The full Falco series, in chronological order, consists at the moment of:
The Silver Pigs
Shadows in Bronze
Venus in Copper
The Iron Hand of Mars
Poseidon's Gold
Last Act in Palmyra
Time to Depart
A Dying Light in Corduba
Three Hands in the Fountain
Two for the Lions
One Virgin Too Many
Ode to a Banker
A Body in the Bath house
The Jupiter Myth
The Accusers
Scandal taks a Holiday
See Delphi and Die
Saturnalia
I have read and can warmly recommend all of these.
The Stories Just Get Better
This is the fourth novel in the mystery series featuring Marcus Didius Falco, an informer and sleuth in Rome at the time of Vespasian. A series of books that have become hugely popular, so much so that the author is now at the forefront of historical mystery writers. It was probably a stroke of genius on her part to have novels that are extremely well researched and contain all the elements that would be and should be found in Rome in AD70, but to have a lead character who has the vocabulary of a present day New York cop. In this the fourth novel Falco and Helena Justina seem like old friends.

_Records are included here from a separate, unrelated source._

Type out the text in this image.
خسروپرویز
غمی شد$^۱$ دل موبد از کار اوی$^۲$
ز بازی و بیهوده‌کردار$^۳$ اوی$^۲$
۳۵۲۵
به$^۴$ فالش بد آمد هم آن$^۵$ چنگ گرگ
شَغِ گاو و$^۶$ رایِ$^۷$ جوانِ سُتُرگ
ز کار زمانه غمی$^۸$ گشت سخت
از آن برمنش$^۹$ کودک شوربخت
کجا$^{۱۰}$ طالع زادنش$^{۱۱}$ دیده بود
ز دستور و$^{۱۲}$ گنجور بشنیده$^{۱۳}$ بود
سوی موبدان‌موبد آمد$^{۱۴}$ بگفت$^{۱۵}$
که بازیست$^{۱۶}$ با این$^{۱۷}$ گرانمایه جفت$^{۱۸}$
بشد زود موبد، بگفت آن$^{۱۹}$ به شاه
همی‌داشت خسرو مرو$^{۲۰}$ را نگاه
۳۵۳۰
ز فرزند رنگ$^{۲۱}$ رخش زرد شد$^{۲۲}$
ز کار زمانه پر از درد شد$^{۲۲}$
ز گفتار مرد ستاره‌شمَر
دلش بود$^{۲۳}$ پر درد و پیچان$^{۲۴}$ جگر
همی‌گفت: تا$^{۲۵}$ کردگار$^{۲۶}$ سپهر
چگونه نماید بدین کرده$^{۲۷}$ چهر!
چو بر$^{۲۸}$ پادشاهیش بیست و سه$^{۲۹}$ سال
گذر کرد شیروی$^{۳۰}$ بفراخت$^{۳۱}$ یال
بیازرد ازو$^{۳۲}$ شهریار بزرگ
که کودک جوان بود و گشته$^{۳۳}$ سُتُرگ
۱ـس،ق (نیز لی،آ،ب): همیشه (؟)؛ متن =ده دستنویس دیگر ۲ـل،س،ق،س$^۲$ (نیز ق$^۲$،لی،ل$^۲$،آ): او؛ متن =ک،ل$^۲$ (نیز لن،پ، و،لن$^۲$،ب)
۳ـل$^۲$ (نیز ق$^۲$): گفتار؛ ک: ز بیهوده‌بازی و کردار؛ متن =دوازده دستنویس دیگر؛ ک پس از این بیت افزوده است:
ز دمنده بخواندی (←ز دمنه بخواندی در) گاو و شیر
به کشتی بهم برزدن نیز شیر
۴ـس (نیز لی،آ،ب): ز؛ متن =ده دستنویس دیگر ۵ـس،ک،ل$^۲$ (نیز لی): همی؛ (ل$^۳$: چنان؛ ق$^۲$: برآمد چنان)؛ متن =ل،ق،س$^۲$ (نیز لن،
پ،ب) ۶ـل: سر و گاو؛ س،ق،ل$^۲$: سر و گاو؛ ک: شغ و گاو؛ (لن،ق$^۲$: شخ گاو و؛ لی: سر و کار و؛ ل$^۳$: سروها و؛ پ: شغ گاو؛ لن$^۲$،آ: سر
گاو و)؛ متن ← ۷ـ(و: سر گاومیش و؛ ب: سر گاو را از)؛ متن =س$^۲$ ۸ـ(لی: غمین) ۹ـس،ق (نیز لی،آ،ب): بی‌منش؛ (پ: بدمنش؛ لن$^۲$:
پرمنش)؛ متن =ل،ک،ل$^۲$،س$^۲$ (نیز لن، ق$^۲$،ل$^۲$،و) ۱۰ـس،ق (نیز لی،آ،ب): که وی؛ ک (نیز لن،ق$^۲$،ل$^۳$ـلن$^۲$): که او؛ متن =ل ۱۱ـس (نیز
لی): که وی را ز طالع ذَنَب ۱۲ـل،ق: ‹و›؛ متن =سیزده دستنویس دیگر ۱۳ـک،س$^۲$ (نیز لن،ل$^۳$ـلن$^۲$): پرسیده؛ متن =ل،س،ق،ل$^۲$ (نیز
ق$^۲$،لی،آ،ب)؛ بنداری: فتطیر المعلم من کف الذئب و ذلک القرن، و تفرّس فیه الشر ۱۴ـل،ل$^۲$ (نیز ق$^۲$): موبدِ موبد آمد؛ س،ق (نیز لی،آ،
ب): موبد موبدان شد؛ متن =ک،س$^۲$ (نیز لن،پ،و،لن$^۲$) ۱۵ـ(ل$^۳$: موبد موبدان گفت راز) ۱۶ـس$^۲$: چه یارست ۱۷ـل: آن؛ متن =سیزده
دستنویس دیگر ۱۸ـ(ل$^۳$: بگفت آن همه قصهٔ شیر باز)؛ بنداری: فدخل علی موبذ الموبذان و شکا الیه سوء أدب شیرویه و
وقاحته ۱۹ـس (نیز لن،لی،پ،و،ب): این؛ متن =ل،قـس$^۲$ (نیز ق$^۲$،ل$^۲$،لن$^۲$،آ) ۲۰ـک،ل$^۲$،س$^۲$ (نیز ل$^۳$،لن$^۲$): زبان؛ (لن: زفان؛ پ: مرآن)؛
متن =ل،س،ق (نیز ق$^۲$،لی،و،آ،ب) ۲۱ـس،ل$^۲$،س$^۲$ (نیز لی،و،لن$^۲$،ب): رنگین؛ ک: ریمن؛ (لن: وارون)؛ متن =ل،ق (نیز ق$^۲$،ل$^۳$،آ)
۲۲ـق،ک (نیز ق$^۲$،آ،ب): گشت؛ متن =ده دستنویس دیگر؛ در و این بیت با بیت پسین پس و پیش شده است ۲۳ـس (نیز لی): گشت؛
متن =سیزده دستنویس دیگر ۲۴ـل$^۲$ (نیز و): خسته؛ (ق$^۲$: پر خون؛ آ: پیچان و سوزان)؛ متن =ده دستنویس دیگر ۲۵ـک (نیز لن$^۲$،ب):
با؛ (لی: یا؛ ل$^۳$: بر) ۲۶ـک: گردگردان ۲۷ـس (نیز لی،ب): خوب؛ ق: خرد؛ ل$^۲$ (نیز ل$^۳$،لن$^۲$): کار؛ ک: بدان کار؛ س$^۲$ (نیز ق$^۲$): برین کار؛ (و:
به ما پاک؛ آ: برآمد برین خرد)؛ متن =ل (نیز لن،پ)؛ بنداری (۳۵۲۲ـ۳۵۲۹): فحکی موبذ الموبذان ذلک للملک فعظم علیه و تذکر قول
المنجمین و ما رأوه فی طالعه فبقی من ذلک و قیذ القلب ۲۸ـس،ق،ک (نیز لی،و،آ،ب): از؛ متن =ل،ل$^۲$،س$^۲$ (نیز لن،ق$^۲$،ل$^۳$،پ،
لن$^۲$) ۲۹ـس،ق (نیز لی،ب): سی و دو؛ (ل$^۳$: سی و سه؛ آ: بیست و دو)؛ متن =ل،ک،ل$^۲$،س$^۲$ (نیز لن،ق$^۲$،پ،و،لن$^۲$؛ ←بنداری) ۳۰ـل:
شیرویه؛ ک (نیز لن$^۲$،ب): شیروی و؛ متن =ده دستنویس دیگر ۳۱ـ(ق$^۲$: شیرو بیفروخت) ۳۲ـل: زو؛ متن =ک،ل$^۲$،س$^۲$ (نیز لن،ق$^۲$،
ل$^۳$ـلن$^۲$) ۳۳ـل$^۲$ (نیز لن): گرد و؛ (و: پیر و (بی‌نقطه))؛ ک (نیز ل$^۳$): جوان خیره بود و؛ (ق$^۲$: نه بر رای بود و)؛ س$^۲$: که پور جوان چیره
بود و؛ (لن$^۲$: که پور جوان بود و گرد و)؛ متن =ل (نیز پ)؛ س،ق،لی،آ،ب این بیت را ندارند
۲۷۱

In this novel Falco has to leave his beloved Rome and travel to Germania, a land that is haunted by the ghosts of past massacres. Dark and dismal, cold and wet and huge parts of it covered by virtually impenetrable forests, where the bloodthirsty tribesmen feel at home and are more than ready to inflict another defeat on the Roman army, such as they did not many decades past.
Falco has the enter the most dangerous country known to Roman world, with a few trainee recruits, their Centurion and their Commander. Not just any old Roman officer but Camillus Justinus, the brother of Helena, who will cut Falco into little pieces and feed him to the fishes in the Tiber if he even thinks about returning without her favourite sibling.